The appellant first contends that the trial court erred in denying its motion for a nonsuit, its challenge to the sufficiency of the evidence, and its motion for a new trial. In support of these assignments, it insists that respondent’s primary duty was to look after the moving slab until it had safely met and passed the front head block of the returning carriage; that his other duties were secondary; that the slab was under his sole control; that the band saw revolved at a terrific rate of speed; that if the returning carriage should strike and drive the slab against it, the resulting effect might seriously damage the saw or injure appellant’s employees, and that respondent was guilty of gross negligence *195in turning his back towards the slab before it had safely met and passed the front head block of the returning carriage.

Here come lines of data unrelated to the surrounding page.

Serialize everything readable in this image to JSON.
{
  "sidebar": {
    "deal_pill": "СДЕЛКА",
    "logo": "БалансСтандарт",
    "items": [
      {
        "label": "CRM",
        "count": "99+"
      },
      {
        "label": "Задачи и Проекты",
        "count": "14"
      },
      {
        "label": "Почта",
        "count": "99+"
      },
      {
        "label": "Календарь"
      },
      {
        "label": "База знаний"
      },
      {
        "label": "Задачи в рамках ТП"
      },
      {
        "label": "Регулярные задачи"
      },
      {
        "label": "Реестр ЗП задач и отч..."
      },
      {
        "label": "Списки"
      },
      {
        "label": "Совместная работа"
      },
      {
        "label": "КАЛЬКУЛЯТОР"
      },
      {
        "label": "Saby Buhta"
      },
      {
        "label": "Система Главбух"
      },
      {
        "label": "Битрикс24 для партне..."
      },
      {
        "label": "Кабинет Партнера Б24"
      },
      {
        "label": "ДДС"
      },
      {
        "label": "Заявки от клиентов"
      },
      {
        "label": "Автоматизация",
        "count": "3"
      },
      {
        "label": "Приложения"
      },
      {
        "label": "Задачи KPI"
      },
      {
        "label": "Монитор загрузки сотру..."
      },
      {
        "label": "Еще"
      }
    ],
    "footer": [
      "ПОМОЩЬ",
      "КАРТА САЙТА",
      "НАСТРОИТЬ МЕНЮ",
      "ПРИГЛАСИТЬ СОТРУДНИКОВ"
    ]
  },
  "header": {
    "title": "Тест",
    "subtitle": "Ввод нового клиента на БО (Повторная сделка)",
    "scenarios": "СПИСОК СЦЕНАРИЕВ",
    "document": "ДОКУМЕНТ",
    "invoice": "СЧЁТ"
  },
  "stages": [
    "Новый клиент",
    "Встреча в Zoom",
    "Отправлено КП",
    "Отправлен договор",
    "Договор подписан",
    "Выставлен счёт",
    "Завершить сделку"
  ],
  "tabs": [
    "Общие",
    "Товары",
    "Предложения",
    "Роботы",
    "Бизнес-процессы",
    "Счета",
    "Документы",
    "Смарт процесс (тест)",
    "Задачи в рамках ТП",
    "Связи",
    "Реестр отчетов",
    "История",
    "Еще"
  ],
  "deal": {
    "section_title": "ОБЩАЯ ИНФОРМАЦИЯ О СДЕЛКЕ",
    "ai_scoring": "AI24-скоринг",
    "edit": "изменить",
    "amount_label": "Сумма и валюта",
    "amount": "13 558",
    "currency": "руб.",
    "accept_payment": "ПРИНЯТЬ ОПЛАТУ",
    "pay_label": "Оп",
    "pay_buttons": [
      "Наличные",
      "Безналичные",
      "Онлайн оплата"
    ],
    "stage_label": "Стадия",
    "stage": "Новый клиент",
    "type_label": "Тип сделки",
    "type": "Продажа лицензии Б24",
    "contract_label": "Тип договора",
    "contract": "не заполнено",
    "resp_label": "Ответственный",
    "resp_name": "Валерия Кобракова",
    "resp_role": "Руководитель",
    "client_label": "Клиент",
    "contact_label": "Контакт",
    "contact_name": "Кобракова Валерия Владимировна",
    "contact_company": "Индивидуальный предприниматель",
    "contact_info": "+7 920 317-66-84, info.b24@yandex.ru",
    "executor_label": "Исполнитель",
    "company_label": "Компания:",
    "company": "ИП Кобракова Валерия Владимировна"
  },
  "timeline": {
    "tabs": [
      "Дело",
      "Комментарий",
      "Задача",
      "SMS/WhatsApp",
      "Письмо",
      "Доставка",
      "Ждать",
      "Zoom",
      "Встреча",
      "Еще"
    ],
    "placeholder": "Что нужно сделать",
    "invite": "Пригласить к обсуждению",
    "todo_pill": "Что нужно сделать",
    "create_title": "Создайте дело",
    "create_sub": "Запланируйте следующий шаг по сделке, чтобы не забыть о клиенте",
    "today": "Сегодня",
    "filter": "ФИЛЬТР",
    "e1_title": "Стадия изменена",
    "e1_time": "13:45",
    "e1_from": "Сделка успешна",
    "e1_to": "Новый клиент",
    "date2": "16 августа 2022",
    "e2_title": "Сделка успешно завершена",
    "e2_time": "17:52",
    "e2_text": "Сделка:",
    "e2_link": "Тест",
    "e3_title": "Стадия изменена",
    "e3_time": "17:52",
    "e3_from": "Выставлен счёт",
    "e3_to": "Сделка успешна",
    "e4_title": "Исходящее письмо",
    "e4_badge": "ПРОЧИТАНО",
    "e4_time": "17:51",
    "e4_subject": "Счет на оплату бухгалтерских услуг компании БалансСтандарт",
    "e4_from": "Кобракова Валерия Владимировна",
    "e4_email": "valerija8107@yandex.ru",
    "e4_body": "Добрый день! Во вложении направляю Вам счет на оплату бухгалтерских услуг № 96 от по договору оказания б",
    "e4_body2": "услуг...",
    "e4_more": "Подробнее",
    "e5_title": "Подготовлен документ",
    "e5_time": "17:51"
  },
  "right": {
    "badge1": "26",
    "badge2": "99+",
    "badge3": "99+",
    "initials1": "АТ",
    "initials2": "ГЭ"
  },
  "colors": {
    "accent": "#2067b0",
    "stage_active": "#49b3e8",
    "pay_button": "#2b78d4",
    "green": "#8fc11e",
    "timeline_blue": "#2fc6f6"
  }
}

While it is true that the duty devolved upon respondent to operate the live rollers and see that the slab so moved thereon as to safely pass the returning head block, he also had to perform other important duties hereinafter mentioned. The evidence shows that, at the time of the accident, appellant was sawing a short log which rested on the rear and middle blocks; that extra danger attended the sawing of a log so placed, as the front head block which would stop beyond the slab might strike it when returning; that respondent had been instructed to watch for and remove slivers liable to obstruct the saw; that he had to do so before the carriage had returned; that it was his further duty to keep the rollers free from bark and sawdust, also to operate a guard which protected the saw; that these duties frequently caused his attention to be diverted from the moving slab; that at the time he was injured he had his back towards the slab and carriage; that he was a minor not quite nineteen years of age; that he had worked as ofFbearer only about three days, although he had previously worked for some time in the mill in other capacities, and that the' head sawyer had instructed him to perform all these duties.

Respondent testified that he had started the slab down the rollers in a true and safe manner, as he believed; that he was looking in the opposite direction towards the sawyer, and that he could not remember just how he was employed at the instant when the plank struck him. One Gustafson, another employee, located some distance down the mill, but with respondent in his view, testified that at the time the respondent was struck he was attempting to remove a splinter from in front of the saw, which duty caused him to turn away from the slab and carriage. The evidence shows that, when the log was being sawed, the carriage moved about as rapidly as a man would walk, but that when it returned, or “gigged back,” it moved about as rapidly as a man *196could run. At the instant when the cut had been completed and the slab had fallen to the rollers, the front head block was about twelve feet ahead of the front end of the slab, and nearly twenty-five feet from the saw. The slab would then start down the rollers as rapidly as a man could walk, and the carriage would “gig back” as rapidly as he could run.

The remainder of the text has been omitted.